Rick and Phyllis Rainwater and their 25-year-old daughter Annemarie enjoy a tight bond. Annemarie visits almost every day and calls them daily. Yet, when the Rainwaters first became foster parents to Annemarie in 2010, they never could have anticipated the deep family connections that would grow.
Foster parenting to help themselves
The Rainwaters started fostering children in their Tennessee home in 1996, long before they met Annemarie. They wanted to help children in need, and also, says Phyllis, “to help ourselves.” Two years earlier, they had lost one of their two sons to leukemia at age 17, and they hoped that caring for children in need might help soften their grief.
“We felt we needed to do more than what we were doing to help,” says Phyllis.
Over the years their plan worked, and around 200 children have been placed in the Rainwater home, some for short-term emergency care and others for longer stays. One of those placements introduced the couple and their surviving son to Annemarie, who was placed in the Rainwater home in 2010 at age 15. It was her eighth foster placement, after seven others in the previous two years.
Seeing beyond a teenager’s rebellion
Phyllis and Rick saw that Annemarie was struggling and was in emotional pain.
“She was a beautiful child and very sweet,” Phyllis said. “She was also highly rebellious.”
The Rainwaters were able to look beyond her rebellion to the person Annemarie was and is—they noticed her intelligence, her dedication as a high school cheerleader, and her pleasure in the outdoors as they took camping trips together. Over time, they felt that Annemarie wanted to be adopted and decided that they would ask her if she would become their child. They hoped that would also give Annemarie a feeling of stability.
“She had been hurt so many times we felt she needed the assurance that she was loved,” says Rick.
But when they first sat down with Annemarie to talk about the possibility, she was “like a deer in headlights,” Phyllis said.
Soon after, Annemarie ran away from home. She came back, but ran away again at 17.
“I was scared to give my heart fully to them because it might get stomped on like it had before,” says Annemarie.
After that second time, Annemarie was moved to yet another foster home.
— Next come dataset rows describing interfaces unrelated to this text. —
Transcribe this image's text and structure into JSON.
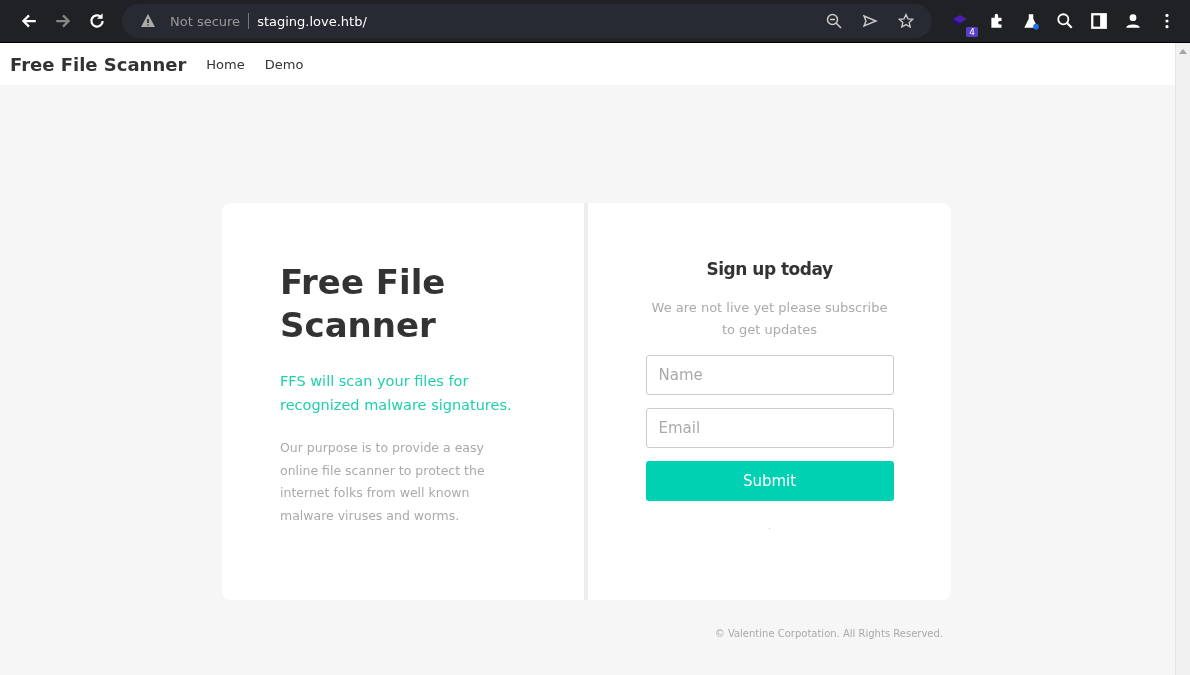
{
  "browser": {
    "security": "Not secure",
    "url": "staging.love.htb/",
    "extension_badge": "4"
  },
  "navbar": {
    "brand": "Free File Scanner",
    "links": [
      {
        "label": "Home"
      },
      {
        "label": "Demo"
      }
    ]
  },
  "hero": {
    "title": "Free File Scanner",
    "tagline": "FFS will scan your files for recognized malware signatures.",
    "description": "Our purpose is to provide a easy online file scanner to protect the internet folks from well known malware viruses and worms."
  },
  "signup": {
    "title": "Sign up today",
    "subtitle": "We are not live yet please subscribe to get updates",
    "fields": [
      {
        "placeholder": "Name"
      },
      {
        "placeholder": "Email"
      }
    ],
    "button": "Submit",
    "status": "."
  },
  "footer": "© Valentine Corpotation. All Rights Reserved."
}
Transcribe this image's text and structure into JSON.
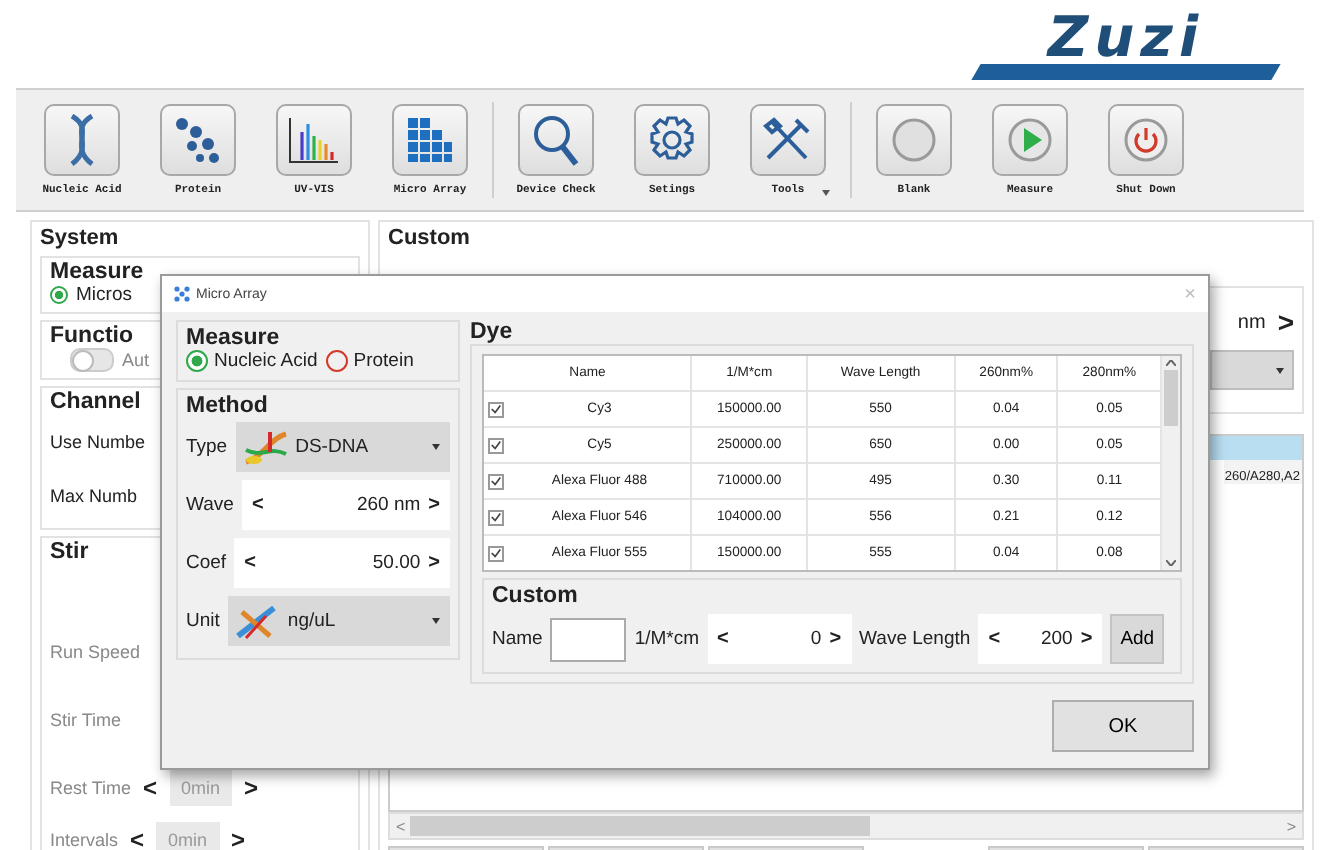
{
  "logo": {
    "text": "Zuzi"
  },
  "toolbar": {
    "groups": [
      {
        "buttons": [
          {
            "label": "Nucleic Acid",
            "menu": false
          },
          {
            "label": "Protein",
            "menu": false
          },
          {
            "label": "UV-VIS",
            "menu": false
          },
          {
            "label": "Micro Array",
            "menu": false
          }
        ]
      },
      {
        "buttons": [
          {
            "label": "Device Check",
            "menu": false
          },
          {
            "label": "Setings",
            "menu": false
          },
          {
            "label": "Tools",
            "menu": true
          }
        ]
      },
      {
        "buttons": [
          {
            "label": "Blank",
            "menu": false
          },
          {
            "label": "Measure",
            "menu": false
          },
          {
            "label": "Shut Down",
            "menu": false
          }
        ]
      }
    ]
  },
  "system": {
    "title": "System",
    "measure": {
      "title": "Measure",
      "option": {
        "label": "Micros",
        "selected": true
      }
    },
    "function": {
      "title": "Functio",
      "toggle": {
        "label": "Aut",
        "on": false
      }
    },
    "channel": {
      "title": "Channel",
      "rows": [
        "Use Numbe",
        "Max Numb"
      ]
    },
    "stir": {
      "title": "Stir",
      "rows": [
        {
          "label": "Run Speed"
        },
        {
          "label": "Stir Time"
        },
        {
          "label": "Rest Time",
          "prev": "<",
          "value": "0min",
          "next": ">"
        },
        {
          "label": "Intervals",
          "prev": "<",
          "value": "0min",
          "next": ">"
        }
      ]
    }
  },
  "custom": {
    "title": "Custom",
    "unit": "nm",
    "next": ">",
    "results": {
      "cell": "260/A280,A2"
    },
    "scroll": {
      "prev": "<",
      "next": ">"
    }
  },
  "dialog": {
    "title": "Micro Array",
    "close": "×",
    "measure": {
      "title": "Measure",
      "options": [
        {
          "label": "Nucleic Acid",
          "selected": true
        },
        {
          "label": "Protein",
          "selected": false
        }
      ]
    },
    "method": {
      "title": "Method",
      "type": {
        "label": "Type",
        "value": "DS-DNA"
      },
      "wave": {
        "label": "Wave",
        "prev": "<",
        "value": "260 nm",
        "next": ">"
      },
      "coef": {
        "label": "Coef",
        "prev": "<",
        "value": "50.00",
        "next": ">"
      },
      "unit": {
        "label": "Unit",
        "value": "ng/uL"
      }
    },
    "dye": {
      "title": "Dye",
      "columns": [
        "Name",
        "1/M*cm",
        "Wave Length",
        "260nm%",
        "280nm%"
      ],
      "rows": [
        {
          "checked": true,
          "cells": [
            "Cy3",
            "150000.00",
            "550",
            "0.04",
            "0.05"
          ]
        },
        {
          "checked": true,
          "cells": [
            "Cy5",
            "250000.00",
            "650",
            "0.00",
            "0.05"
          ]
        },
        {
          "checked": true,
          "cells": [
            "Alexa Fluor 488",
            "710000.00",
            "495",
            "0.30",
            "0.11"
          ]
        },
        {
          "checked": true,
          "cells": [
            "Alexa Fluor 546",
            "104000.00",
            "556",
            "0.21",
            "0.12"
          ]
        },
        {
          "checked": true,
          "cells": [
            "Alexa Fluor 555",
            "150000.00",
            "555",
            "0.04",
            "0.08"
          ]
        }
      ]
    },
    "custom": {
      "title": "Custom",
      "name_label": "Name",
      "coef": {
        "label": "1/M*cm",
        "prev": "<",
        "value": "0",
        "next": ">"
      },
      "wave": {
        "label": "Wave Length",
        "prev": "<",
        "value": "200",
        "next": ">"
      },
      "add": "Add"
    },
    "ok": "OK"
  }
}
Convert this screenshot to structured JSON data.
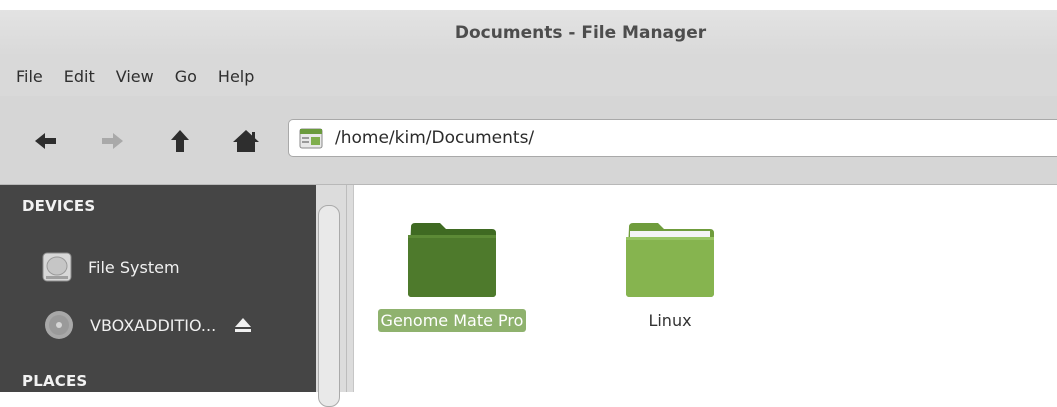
{
  "window": {
    "title": "Documents - File Manager"
  },
  "menu": [
    "File",
    "Edit",
    "View",
    "Go",
    "Help"
  ],
  "toolbar": {
    "back": "back-arrow-icon",
    "forward": "forward-arrow-icon",
    "up": "up-arrow-icon",
    "home": "home-icon"
  },
  "location": {
    "path": "/home/kim/Documents/"
  },
  "sidebar": {
    "devices_heading": "DEVICES",
    "devices": [
      {
        "label": "File System",
        "icon": "hard-drive-icon"
      },
      {
        "label": "VBOXADDITIO...",
        "icon": "optical-disc-icon",
        "eject": "eject-icon"
      }
    ],
    "places_heading": "PLACES"
  },
  "files": [
    {
      "name": "Genome Mate Pro",
      "selected": true,
      "color": "#4e7a2c"
    },
    {
      "name": "Linux",
      "selected": false,
      "color": "#86b44f"
    }
  ],
  "colors": {
    "accent": "#8fb26e",
    "sidebar_bg": "#454545"
  }
}
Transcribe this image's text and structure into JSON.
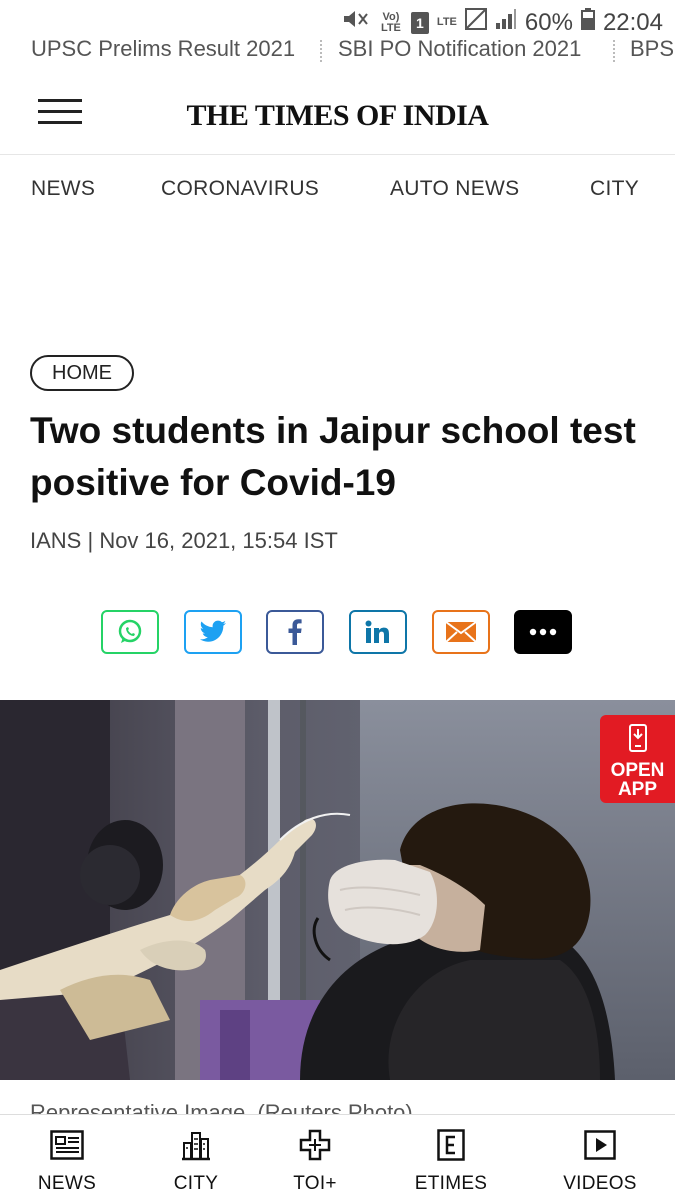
{
  "status_bar": {
    "volte": "Vo) LTE",
    "sim": "1",
    "lte": "LTE",
    "battery": "60%",
    "time": "22:04"
  },
  "ticker": [
    "UPSC Prelims Result 2021",
    "SBI PO Notification 2021",
    "BPS"
  ],
  "header": {
    "logo": "THE TIMES OF INDIA"
  },
  "nav": [
    "NEWS",
    "CORONAVIRUS",
    "AUTO NEWS",
    "CITY"
  ],
  "article": {
    "breadcrumb": "HOME",
    "headline": "Two students in Jaipur school test positive for Covid-19",
    "source": "IANS",
    "date": "Nov 16, 2021, 15:54 IST",
    "caption": "Representative Image. (Reuters Photo)"
  },
  "share": [
    {
      "name": "whatsapp-icon",
      "color": "#25d366"
    },
    {
      "name": "twitter-icon",
      "color": "#1da1f2"
    },
    {
      "name": "facebook-icon",
      "color": "#3b5998"
    },
    {
      "name": "linkedin-icon",
      "color": "#0e76a8"
    },
    {
      "name": "email-icon",
      "color": "#e8731a"
    },
    {
      "name": "more-icon",
      "color": "#000000"
    }
  ],
  "open_app": {
    "line1": "OPEN",
    "line2": "APP",
    "color": "#e21b23"
  },
  "bottom_nav": [
    {
      "label": "NEWS",
      "icon": "news-icon"
    },
    {
      "label": "CITY",
      "icon": "city-icon"
    },
    {
      "label": "TOI+",
      "icon": "toi-plus-icon"
    },
    {
      "label": "ETIMES",
      "icon": "etimes-icon"
    },
    {
      "label": "VIDEOS",
      "icon": "videos-icon"
    }
  ]
}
Phyllis checked in with her, bringing her clothes and letting her know that she and Rick loved her and were thinking about her. When that happened, says Annemarie, it was the wake-up call that showed her that she belonged with the Rainwaters, and that they meant what they had said.
“I was scared of losing them,” she says.
Supporting other families with fostering and adoption
Three weeks later, Annemarie returned to the Rainwaters, and they began the process of working toward adoption. Finally, in May 2012, they signed the adoption papers surrounded by family and friends.
Annemarie has gone on to get a degree in social work at Middle Tennessee State University and is now working at the nonprofit Youth Villages LifeSet program, which helps former foster and transition-age youth with life skills such as budgeting, time management, jobs, and more.
The Rainwaters received support and advice over the years from organizations including CASA (Court-Appointed Special Advocates) and the Tennessee Department of Children’s Services, which sent a specialist to their house once a month to offer advice and a listening ear.
“That was really helpful for us,” says Phyllis. They were also able to turn to their friends, church community, and family members.
The joy they’ve found in gaining a daughter far outweighed all the struggles.
“Rick and I talk about this a lot,” says Phyllis. “I want people to know that I can’t imagine our lives without this child. It doesn’t make any difference if we’re not the same blood—we love her so much.”